Medusa, a name that whispered softly and supportively in my ears, inspired me to embrace and write for all who have gone through a traumatic and abusive experience.
I wrote because Medusa represents suffering and a transformation, which is not uncommon or a stranger to today’s plight of minority communities everywhere and women in general.
Domestic abuse, rape, and violence are rampant. Then, the covert abuse—brainwashing, gaslighting, grooming, the type that no one sees coming—is exhausting and has an after the trauma cloud that keeps the victim unraveling and trying to make sense of what hit them throughout the years. The emotional abuse scars one’s self-esteem and self-worth to a low point of self-degradation, leading to a dead-end recovery road.
Women, people of color, different sexual orientations have to try twice as hard or harder and, worse, keep proving why they deserve that senior position, and how, no, they did not sleep with the boss to get that position.
Life can be unfair and, to an extent, even be anguish for souls who have been through abuse and trauma and do not see the way out.
Medusa’s deadly stare turned anyone who looked at her into a stone. We turn ourselves into stone with the glare of depression, sadness, and anxiety when we lose hope—and ourselves.
Medusa’s metamorphosis from a beautiful maiden to the one who sentenced death to the wrongdoer may not be the answer in today’s world. Still, her becoming a force that fought the ungodly characters is.
Maybe, after all, she wanted us to know to go beyond the limitations set by us or society; recognize and accept who we truly are; and love ourselves to the fullest.
So, here are a few lines dedicated to Medusas everywhere, trying every day not to let their past define their future—who are trying to heal a shattering experience that led them to break into a thousand pieces.
O Medusa, Medusa.
Born mortal was your sin or the drunk beauty of your lips.
Was it your blossoming curves, the long tresses, or the roaming eye of Poseidon
What did you do to heave a head that was to be cut?
The fate of Medusa must have trembled knowing what was to come.
A beauteous maiden ravaged and plundered as a soul left in ruins.
Medusa wailed and screamed,
She bellowed in rage or implored for mercy?
Or did you accept your fate, and comply in defiance?

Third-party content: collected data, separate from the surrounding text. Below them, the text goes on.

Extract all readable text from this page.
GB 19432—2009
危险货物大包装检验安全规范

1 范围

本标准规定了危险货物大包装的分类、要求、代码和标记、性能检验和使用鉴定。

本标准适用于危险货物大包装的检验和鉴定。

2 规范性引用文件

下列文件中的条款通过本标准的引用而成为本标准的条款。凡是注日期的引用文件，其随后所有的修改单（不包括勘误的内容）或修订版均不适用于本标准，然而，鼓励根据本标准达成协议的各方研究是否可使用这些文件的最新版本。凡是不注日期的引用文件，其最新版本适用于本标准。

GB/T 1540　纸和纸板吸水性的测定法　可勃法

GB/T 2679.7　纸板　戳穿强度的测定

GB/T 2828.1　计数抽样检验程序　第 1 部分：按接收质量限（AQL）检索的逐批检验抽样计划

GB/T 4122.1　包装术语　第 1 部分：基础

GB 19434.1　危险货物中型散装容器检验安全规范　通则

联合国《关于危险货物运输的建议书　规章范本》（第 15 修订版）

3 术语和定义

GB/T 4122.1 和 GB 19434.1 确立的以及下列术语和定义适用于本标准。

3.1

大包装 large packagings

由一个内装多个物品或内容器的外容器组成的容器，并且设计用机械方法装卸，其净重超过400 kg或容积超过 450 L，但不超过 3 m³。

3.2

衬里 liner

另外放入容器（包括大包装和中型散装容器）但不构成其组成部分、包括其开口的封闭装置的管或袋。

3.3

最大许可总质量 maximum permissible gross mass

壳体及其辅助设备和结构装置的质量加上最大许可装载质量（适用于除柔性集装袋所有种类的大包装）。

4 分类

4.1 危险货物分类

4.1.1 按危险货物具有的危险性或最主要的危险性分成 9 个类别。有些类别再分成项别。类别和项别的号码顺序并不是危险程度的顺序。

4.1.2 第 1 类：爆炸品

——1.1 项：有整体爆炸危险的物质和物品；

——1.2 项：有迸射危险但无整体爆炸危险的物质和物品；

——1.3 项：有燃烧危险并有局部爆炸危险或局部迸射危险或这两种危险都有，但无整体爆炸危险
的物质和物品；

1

Athena, you were a woman—how could you diminish Medusa?
O Athena, how could you not grieve if not share her dolor
Serpents awakened to betoken poison.
She had to be killed when she was sleeping.
But Medusa was to transform in her becoming.
Even so, she lived on with her mighty head and glare of death.
Let it be a reminder to the perpetrators.
A Medusa is born each time there is a wrong
And, she lives on to evoke the conscious snake of a voracious force.
She will live on to falter the malevolent hands, to turn malicious into stone.
May another Medusa never be sacrificed at the altar of a shrine or temple built by society.
May we learn to walk with the times and let go of something or someone that does not serve our well-being.
May we all heal and find the courage to face the demons we have buried inside us.